The lack of positive family involvement is a key reason why many youths end up in the juvenile justice system in the first place. Finch said that despite various programs, 50 percent of those who were at YRC are repeat offenders.

“The only solution is to work with the entire family because that child has no place to go other than back with their family,” Finch said.

Finch said that in some cases, that family environment is dysfunctional.

“Some of those parents have substance abuse problems,” Sen. Alvin Williams, who chaired the meeting, added.

Finch indicated that the boys at YRC and in other juvenile justice programs have one common thread – they do not know their fathers.

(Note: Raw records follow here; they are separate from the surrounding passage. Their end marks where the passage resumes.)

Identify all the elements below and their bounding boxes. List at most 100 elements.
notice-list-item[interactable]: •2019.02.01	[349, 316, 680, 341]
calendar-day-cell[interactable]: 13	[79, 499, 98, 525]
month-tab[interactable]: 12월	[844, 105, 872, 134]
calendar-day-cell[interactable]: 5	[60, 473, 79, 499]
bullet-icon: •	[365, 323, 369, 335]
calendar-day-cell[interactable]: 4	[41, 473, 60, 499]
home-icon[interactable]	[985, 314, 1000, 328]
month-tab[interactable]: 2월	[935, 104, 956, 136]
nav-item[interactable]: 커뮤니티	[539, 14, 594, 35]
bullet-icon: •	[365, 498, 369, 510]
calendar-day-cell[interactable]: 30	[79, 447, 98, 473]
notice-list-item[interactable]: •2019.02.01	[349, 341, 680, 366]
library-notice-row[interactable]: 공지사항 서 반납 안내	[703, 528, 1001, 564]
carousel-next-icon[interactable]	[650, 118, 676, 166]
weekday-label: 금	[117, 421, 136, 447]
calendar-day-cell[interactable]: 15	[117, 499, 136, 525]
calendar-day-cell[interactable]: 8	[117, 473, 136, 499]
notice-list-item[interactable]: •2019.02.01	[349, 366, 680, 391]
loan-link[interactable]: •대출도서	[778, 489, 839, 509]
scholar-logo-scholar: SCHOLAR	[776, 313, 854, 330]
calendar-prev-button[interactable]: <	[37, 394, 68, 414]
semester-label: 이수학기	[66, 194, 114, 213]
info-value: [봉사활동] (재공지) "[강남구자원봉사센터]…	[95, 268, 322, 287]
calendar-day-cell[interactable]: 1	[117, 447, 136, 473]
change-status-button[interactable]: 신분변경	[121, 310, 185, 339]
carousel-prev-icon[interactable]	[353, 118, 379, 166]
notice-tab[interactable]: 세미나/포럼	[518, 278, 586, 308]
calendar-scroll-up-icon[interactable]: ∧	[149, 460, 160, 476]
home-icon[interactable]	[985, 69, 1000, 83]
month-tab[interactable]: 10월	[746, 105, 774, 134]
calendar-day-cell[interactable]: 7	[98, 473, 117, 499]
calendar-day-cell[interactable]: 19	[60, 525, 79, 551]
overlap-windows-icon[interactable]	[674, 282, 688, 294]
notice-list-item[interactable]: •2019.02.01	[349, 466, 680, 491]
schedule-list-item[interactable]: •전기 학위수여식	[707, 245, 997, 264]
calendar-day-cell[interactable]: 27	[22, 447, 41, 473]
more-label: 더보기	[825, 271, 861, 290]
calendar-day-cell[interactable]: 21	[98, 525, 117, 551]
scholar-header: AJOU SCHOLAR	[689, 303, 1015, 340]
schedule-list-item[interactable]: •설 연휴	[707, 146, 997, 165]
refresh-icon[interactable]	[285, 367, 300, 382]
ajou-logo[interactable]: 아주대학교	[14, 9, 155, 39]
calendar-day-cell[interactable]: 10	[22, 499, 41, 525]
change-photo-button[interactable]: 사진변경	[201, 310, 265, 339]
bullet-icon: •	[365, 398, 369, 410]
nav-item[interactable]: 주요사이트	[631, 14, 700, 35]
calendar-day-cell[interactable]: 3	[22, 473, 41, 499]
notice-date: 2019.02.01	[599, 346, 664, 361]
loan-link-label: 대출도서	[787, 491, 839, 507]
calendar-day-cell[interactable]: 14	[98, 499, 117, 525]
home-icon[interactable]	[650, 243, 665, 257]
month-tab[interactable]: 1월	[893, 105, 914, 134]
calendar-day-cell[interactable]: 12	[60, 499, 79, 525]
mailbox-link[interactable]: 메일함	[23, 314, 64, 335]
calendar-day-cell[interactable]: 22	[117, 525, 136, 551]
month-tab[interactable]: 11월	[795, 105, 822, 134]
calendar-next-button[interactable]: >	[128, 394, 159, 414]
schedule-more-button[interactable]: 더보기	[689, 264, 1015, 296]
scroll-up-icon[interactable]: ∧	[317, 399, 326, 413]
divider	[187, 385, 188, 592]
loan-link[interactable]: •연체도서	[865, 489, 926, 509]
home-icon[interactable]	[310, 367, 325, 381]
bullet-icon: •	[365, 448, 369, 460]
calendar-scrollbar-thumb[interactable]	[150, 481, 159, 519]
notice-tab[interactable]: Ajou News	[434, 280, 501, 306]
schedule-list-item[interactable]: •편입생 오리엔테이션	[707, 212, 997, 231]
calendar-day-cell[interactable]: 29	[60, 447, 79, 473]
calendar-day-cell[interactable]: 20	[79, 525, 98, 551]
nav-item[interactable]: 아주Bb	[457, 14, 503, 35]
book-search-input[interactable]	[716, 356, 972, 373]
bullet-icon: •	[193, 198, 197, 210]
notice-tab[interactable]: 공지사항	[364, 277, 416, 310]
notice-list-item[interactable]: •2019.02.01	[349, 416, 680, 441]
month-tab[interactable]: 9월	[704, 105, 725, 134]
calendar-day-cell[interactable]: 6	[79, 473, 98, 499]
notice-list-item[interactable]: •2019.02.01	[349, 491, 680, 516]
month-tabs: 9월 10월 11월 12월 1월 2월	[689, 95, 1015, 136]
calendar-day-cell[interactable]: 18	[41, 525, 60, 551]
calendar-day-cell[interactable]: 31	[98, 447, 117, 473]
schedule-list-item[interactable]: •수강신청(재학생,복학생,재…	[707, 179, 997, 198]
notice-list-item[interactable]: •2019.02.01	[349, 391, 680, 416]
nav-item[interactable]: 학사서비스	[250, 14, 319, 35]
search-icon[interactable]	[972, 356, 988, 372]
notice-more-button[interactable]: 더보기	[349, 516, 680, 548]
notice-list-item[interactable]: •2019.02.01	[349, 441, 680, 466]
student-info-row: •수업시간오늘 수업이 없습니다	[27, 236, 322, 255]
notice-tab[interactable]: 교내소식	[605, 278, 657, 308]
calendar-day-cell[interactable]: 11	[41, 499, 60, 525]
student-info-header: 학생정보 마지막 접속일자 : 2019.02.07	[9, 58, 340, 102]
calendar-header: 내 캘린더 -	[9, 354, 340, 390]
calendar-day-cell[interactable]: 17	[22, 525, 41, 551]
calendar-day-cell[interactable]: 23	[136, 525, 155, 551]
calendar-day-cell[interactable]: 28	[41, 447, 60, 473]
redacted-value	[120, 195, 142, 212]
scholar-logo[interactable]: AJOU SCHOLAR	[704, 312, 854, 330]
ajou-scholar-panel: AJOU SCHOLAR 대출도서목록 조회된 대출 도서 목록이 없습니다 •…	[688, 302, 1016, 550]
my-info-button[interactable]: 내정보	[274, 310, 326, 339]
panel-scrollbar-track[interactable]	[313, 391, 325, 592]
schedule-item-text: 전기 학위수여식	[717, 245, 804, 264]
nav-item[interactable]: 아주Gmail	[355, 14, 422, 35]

YRC currently has 17 residents – 16 boys and one girl. In fiscal year 2010, a total of 106 from St. Croix and 39 from St. Thomas/St. John passed through the facility. However, Finch said that while YRC has fewer residents than it used to, they are harder-core criminals than in the past.

Head Start and preschool are key when it comes to keeping youths out of the juvenile justice system, several senators indicated.

Sen. Nereida Rivera-O’Reilly got a bit testy when Education Commissioner LaVerne Terry told her that the department needs to do a feasibility study on a proposal to provide prekindergarten classes.

“The feasibility study is already done. Look at the number of dropouts, the number of dead, the men incarcerated,” Rivera-O’Reilly said.

The territory offers Head Start and subsidized day care to parents who qualify, but Human Services official said they don’t begin to meet the demand.

Assistant Human Services Commissioner Michal Rhymer-Charles said there are 200 to 250 families on St. Thomas and 150 on St. Croix waiting for subsidized child care. Diane Jeffers, administrator for preschool at Head Start, put the number at 382 who are waiting for Head Start admission.

“So now we really see the need,” Williams said.

The number of children in Head Start stands at 464 on St. Croix and 430 in the St. Thomas/St. John district. A total of 466 families across the territory get help with subsidized child care. Finch said that 98 percent of those receiving child care help are children of single women.

Terry told the senators that language development is the single biggest challenge facing children entering kindergarten. Finch later added that the problem would take care of itself if parents would speak to their children in full sentences.

The senators also heard from Manuel James, who is the president of the Foster Parent and Adoptive Association of St. Thomas/St. John. He complained that some children are stuck in foster care for their entire lives because their biological parents refuse to give up their rights. He urged the senators to pass a bill giving biological parents a deadline for “getting their act together.” If they don’t the child become available for adoption.

“There have not been any children returned to their original parents in the last five years,” James said.